¿Cómo funciona el experimento de Filadelfia?

Según informó Xataka, En 2001, la ciudad de Filadelfia, en Estados Unidos, lanzó una iniciativa inusual para combatir la isla de calor urbano: pintar techos de casas de color blanco. La idea se basó en la ciencia de los materiales reflectantes, que disminuyen la absorción del calor solar.

El proyecto, conocido como el «Programa de Techos Blancos», se implementó en 340 hogares de comunidades vulnerables. Los techos fueron recubiertos con una capa de pintura reflectante, que no solo reflejaba la luz solar, sino que también mejoraba la eficiencia térmica de los edificios. La iniciativa formó parte de un esfuerzo más amplio por reducir la dependencia de climatizadores y, por ende, la demanda de energía eléctrica.

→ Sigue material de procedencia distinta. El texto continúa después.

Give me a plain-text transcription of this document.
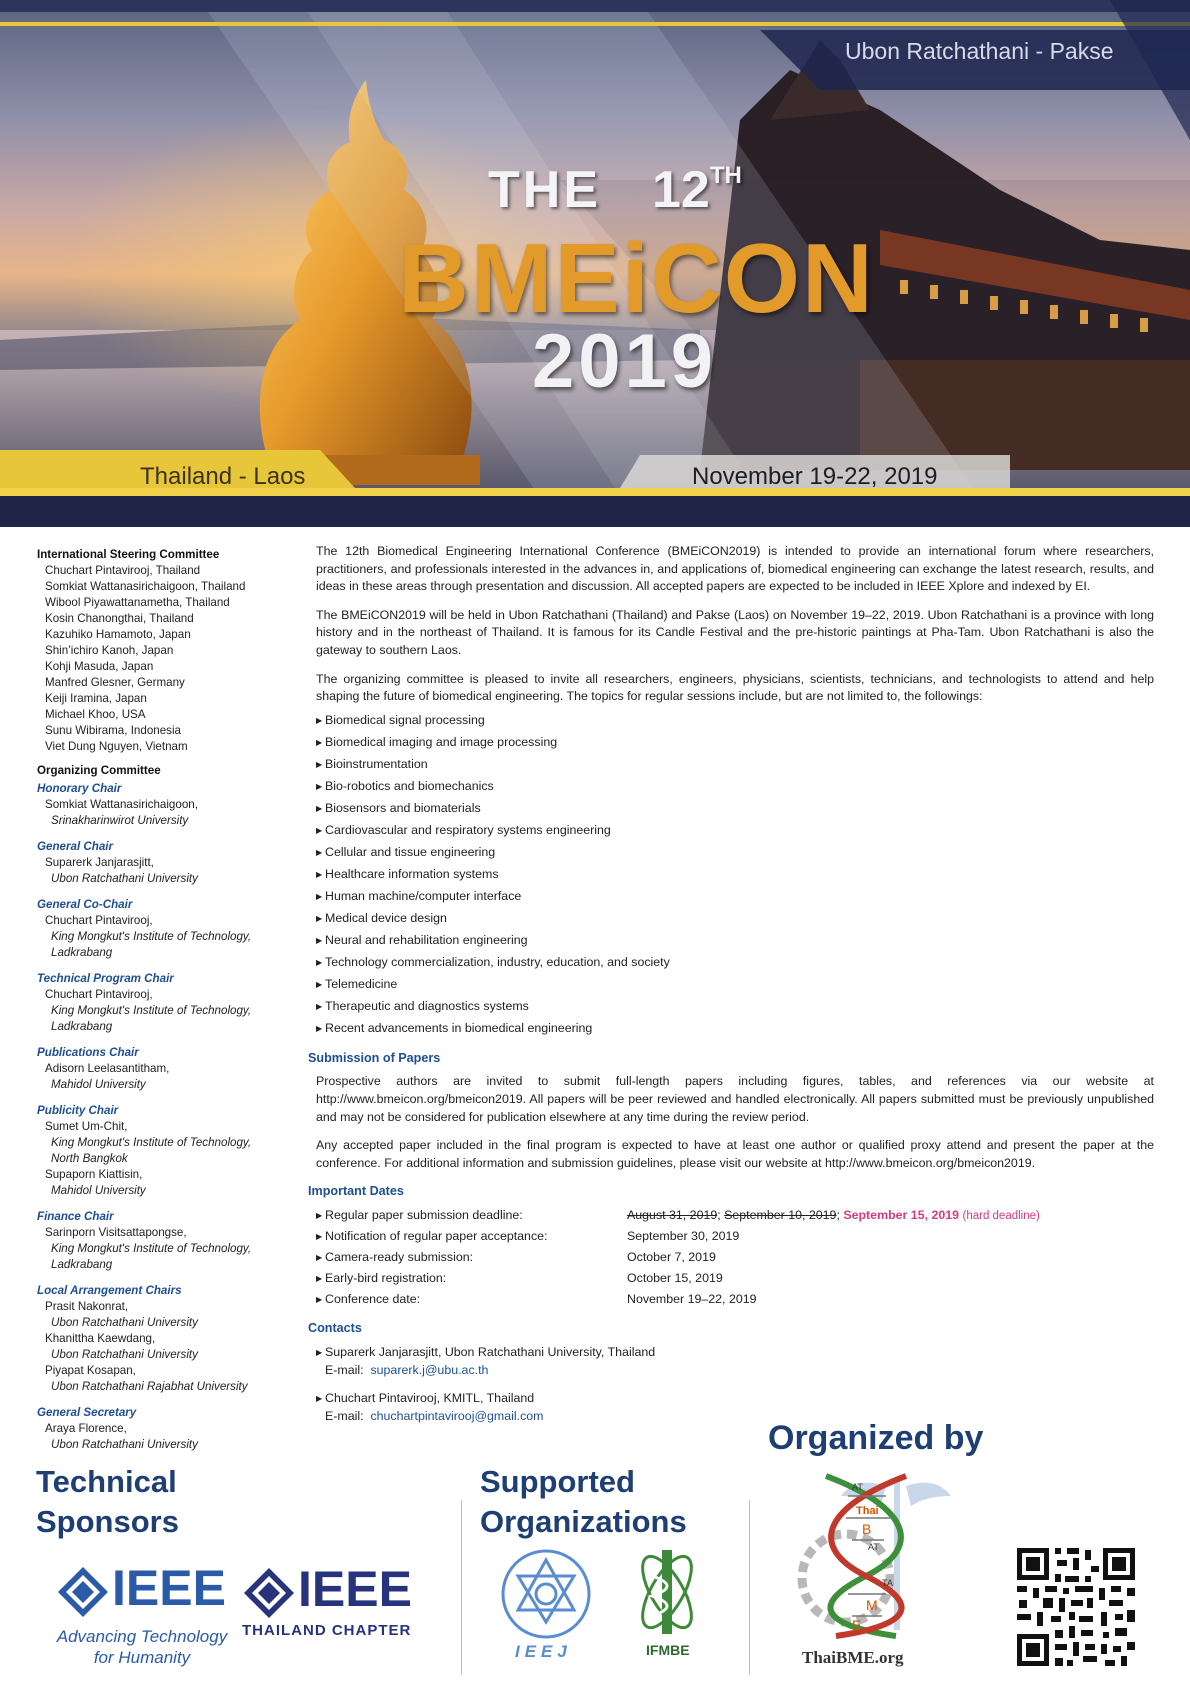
Ubon Ratchathani - Pakse
THE 12TH
BMEiCON
2019
Thailand - Laos	November 19-22, 2019
International Steering Committee
Chuchart Pintavirooj, Thailand
Somkiat Wattanasirichaigoon, Thailand
Wibool Piyawattanametha, Thailand
Kosin Chanongthai, Thailand
Kazuhiko Hamamoto, Japan
Shin’ichiro Kanoh, Japan
Kohji Masuda, Japan
Manfred Glesner, Germany
Keiji Iramina, Japan
Michael Khoo, USA
Sunu Wibirama, Indonesia
Viet Dung Nguyen, Vietnam
Organizing Committee
Honorary Chair
Somkiat Wattanasirichaigoon,
Srinakharinwirot University
General Chair
Suparerk Janjarasjitt,
Ubon Ratchathani University
General Co-Chair
Chuchart Pintavirooj,
King Mongkut's Institute of Technology,
Ladkrabang
Technical Program Chair
Chuchart Pintavirooj,
King Mongkut's Institute of Technology,
Ladkrabang
Publications Chair
Adisorn Leelasantitham,
Mahidol University
Publicity Chair
Sumet Um-Chit,
King Mongkut's Institute of Technology,
North Bangkok
Supaporn Kiattisin,
Mahidol University
Finance Chair
Sarinporn Visitsattapongse,
King Mongkut's Institute of Technology,
Ladkrabang
Local Arrangement Chairs
Prasit Nakonrat,
Ubon Ratchathani University
Khanittha Kaewdang,
Ubon Ratchathani University
Piyapat Kosapan,
Ubon Ratchathani Rajabhat University
General Secretary
Araya Florence,
Ubon Ratchathani University

The 12th Biomedical Engineering International Conference (BMEiCON2019) is intended to provide an international forum where researchers, practitioners, and professionals interested in the advances in, and applications of, biomedical engineering can exchange the latest research, results, and ideas in these areas through presentation and discussion. All accepted papers are expected to be included in IEEE Xplore and indexed by EI.

The BMEiCON2019 will be held in Ubon Ratchathani (Thailand) and Pakse (Laos) on November 19–22, 2019. Ubon Ratchathani is a province with long history and in the northeast of Thailand. It is famous for its Candle Festival and the pre-historic paintings at Pha-Tam. Ubon Ratchathani is also the gateway to southern Laos.

The organizing committee is pleased to invite all researchers, engineers, physicians, scientists, technicians, and technologists to attend and help shaping the future of biomedical engineering. The topics for regular sessions include, but are not limited to, the followings:

▶ Biomedical signal processing
▶ Biomedical imaging and image processing
▶ Bioinstrumentation
▶ Bio-robotics and biomechanics
▶ Biosensors and biomaterials
▶ Cardiovascular and respiratory systems engineering
▶ Cellular and tissue engineering
▶ Healthcare information systems
▶ Human machine/computer interface
▶ Medical device design
▶ Neural and rehabilitation engineering
▶ Technology commercialization, industry, education, and society
▶ Telemedicine
▶ Therapeutic and diagnostics systems
▶ Recent advancements in biomedical engineering
Submission of Papers

Prospective authors are invited to submit full-length papers including figures, tables, and references via our website at http://www.bmeicon.org/bmeicon2019. All papers will be peer reviewed and handled electronically. All papers submitted must be previously unpublished and may not be considered for publication elsewhere at any time during the review period.

Any accepted paper included in the final program is expected to have at least one author or qualified proxy attend and present the paper at the conference. For additional information and submission guidelines, please visit our website at http://www.bmeicon.org/bmeicon2019.

Important Dates
▶ Regular paper submission deadline:	August 31, 2019; September 10, 2019; September 15, 2019 (hard deadline)
▶ Notification of regular paper acceptance:	September 30, 2019
▶ Camera-ready submission:	October 7, 2019
▶ Early-bird registration:	October 15, 2019
▶ Conference date:	November 19–22, 2019
Contacts
▶ Suparerk Janjarasjitt, Ubon Ratchathani University, Thailand
E-mail: suparerk.j@ubu.ac.th
▶ Chuchart Pintavirooj, KMITL, Thailand
E-mail: chuchartpintavirooj@gmail.com
Technical
Sponsors
IEEE
Advancing Technology
for Humanity
IEEE
THAILAND CHAPTER
Supported
Organizations
IEEJ	IFMBE
Organized by
AT
Thai
B
AT
TA
M
E
ThaiBME.org
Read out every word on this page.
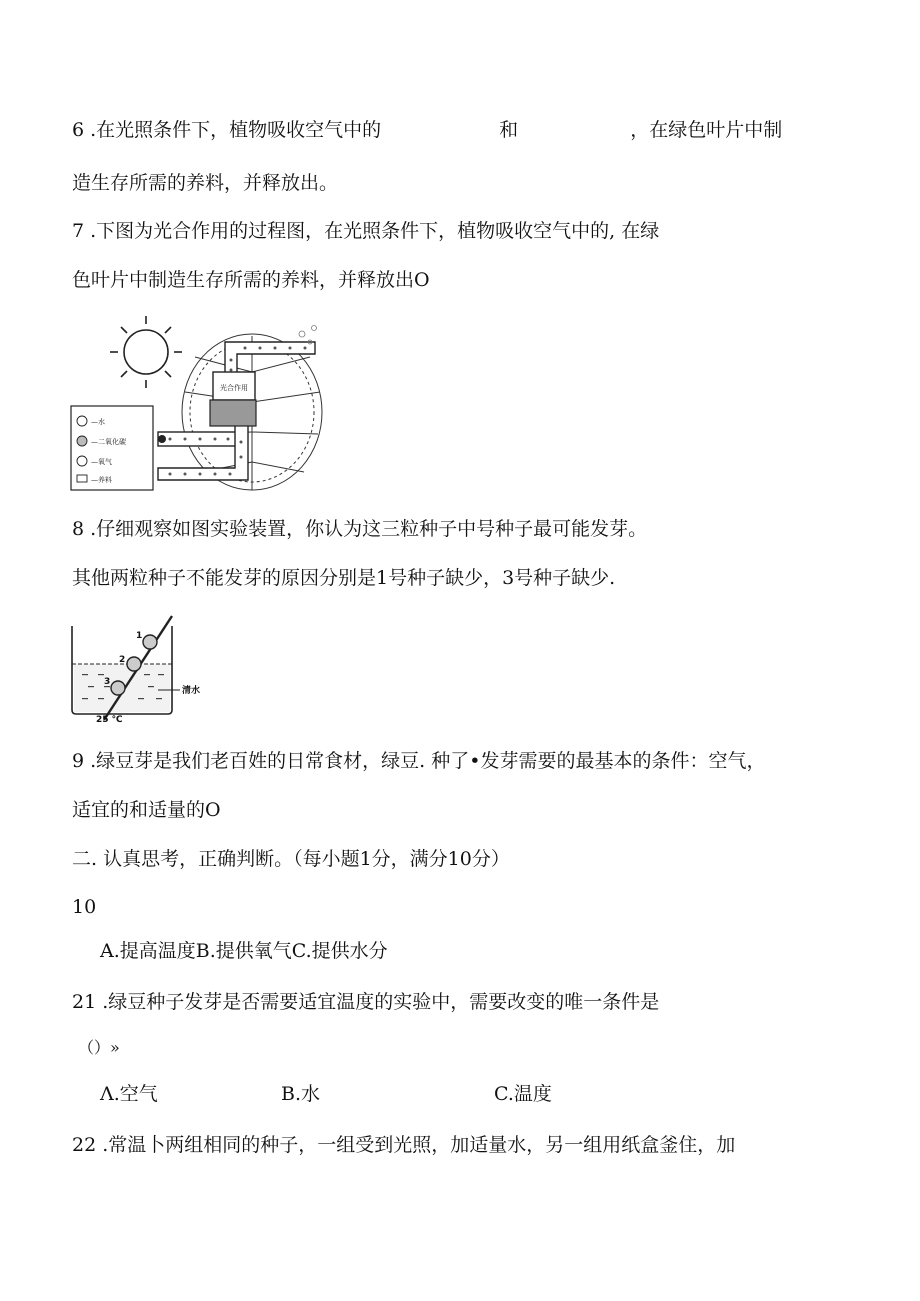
6 .在光照条件下，植物吸收空气中的	和	，在绿色叶片中制
造生存所需的养料，并释放出。
7 .下图为光合作用的过程图，在光照条件下，植物吸收空气中的, 在绿
色叶片中制造生存所需的养料，并释放出O
光合作用
—水
—二氧化碳
—氧气
—养料
8 .仔细观察如图实验装置，你认为这三粒种子中号种子最可能发芽。
其他两粒种子不能发芽的原因分别是1号种子缺少，3号种子缺少.
1
2
3
清水
25 ℃
9 .绿豆芽是我们老百姓的日常食材，绿豆. 种了•发芽需要的最基本的条件：空气，
适宜的和适量的O
二. 认真思考，正确判断。（每小题1分，满分10分）
10
A.提高温度B.提供氧气C.提供水分
21 .绿豆种子发芽是否需要适宜温度的实验中，需要改变的唯一条件是
（）»
Λ.空气	B.水	C.温度
22 .常温卜两组相同的种子，一组受到光照，加适量水，另一组用纸盒釜住，加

La elección de Filadelfia no fue casual. La ciudad enfrentaba un incremento de temperaturas que superaban los 30°C en verano, lo que generaba costos elevados en refrigeración y un impacto negativo en la salud de sus habitantes. El programa buscaba ofrecer una solución económica y sostenible, aprovechando materiales accesibles y técnicas simples.

Resultados y ahorro energético

Los resultados del experimento fueron impactantes. Estudios posteriores revelaron que las viviendas con techos blancos experimentaron una reducción de hasta 3 grados Celsius en la temperatura interior, incluso en días de altas temperaturas. Esta diferencia, aunque parecida, tuvo un efecto significativo en la comodidad de los residentes y en la reducción del consumo de energía.

Según datos del proyecto, cada hogar que participó logró ahorrar alrededor de 560 kilovatios-hora (kWh) anuales en refrigeración. Esto equivale a una reducción del 12% en el uso de electricidad para climatización, lo que representa un ahorro económico de más de 150 dólares por familia. Además, el impacto ambiental fue notable: el programa redujo la emisión de CO₂ de forma directa, ya que el uso de menos energía implica menos generación de gases de efecto invernadero.

La iniciativa también destacó por su enfoque comunitario. Los beneficiarios no solo ahorraron en costos, sino que también se convirtieron en agentes de cambio. En algunos casos, las familias compartieron sus experiencias con vecinos, multiplicando el efecto positivo. La ciudad, por su parte, utilizó los datos del experimento para impulsar políticas públicas futuras, incluyendo incentivos para la pintura de techos en nuevos proyectos urbanos.

¿Qué dice la ciencia sobre el método?

La estrategia de los techos blancos no es nueva, pero su implementación en un contexto urbano de gran escala fue pionera. La ciencia confirma que los materiales reflectantes, como la pintura blanca, disminuyen la radiación solar que llega a las estructuras. Esto se conoce como «reflectividad solar» y es una herramienta clave en el diseño de ciudades sostenibles.

Un estudio publicado en 2018 por la Universidad de Harvard mostró que techos reflectantes pueden reducir la temperatura urbana en un 2-4 grados Celsius, lo que tiene un impacto directo en el consumo energético. En contextos como Argentina, donde ciudades como Buenos Aires enfrentan periodos de calor extremo, esta técnica podría ser una solución accesible y económica.

Sin embargo, la implementación requiere consideraciones. Por ejemplo, no todos los edificios pueden pintarse con materiales reflectantes debido a normativas de color o al uso de pinturas que no contienen sustancias tóxicas. Además, la eficacia depende de factores como la orientación de los techos, la cobertura vegetal y la calidad del material usado. A pesar de esos desafíos, el proyecto de Filadelfia demostró que, en la práctica, es viable y efectivo.

La experiencia de Filadelfia muestra que una solución simple como pintar techos blancos puede tener un impacto profundo en la gestión del calor urbano y la reducción de la dependencia energética. En Argentina, donde el calentamiento urbano afecta a millones de personas, esta estrategia podría ser una alternativa sostenible y económica. Sin embargo, su replicación requiere políticas públicas que prioricen la inversión en materiales y técnicas que mejoren la calidad de vida sin comprometer el medioambiente.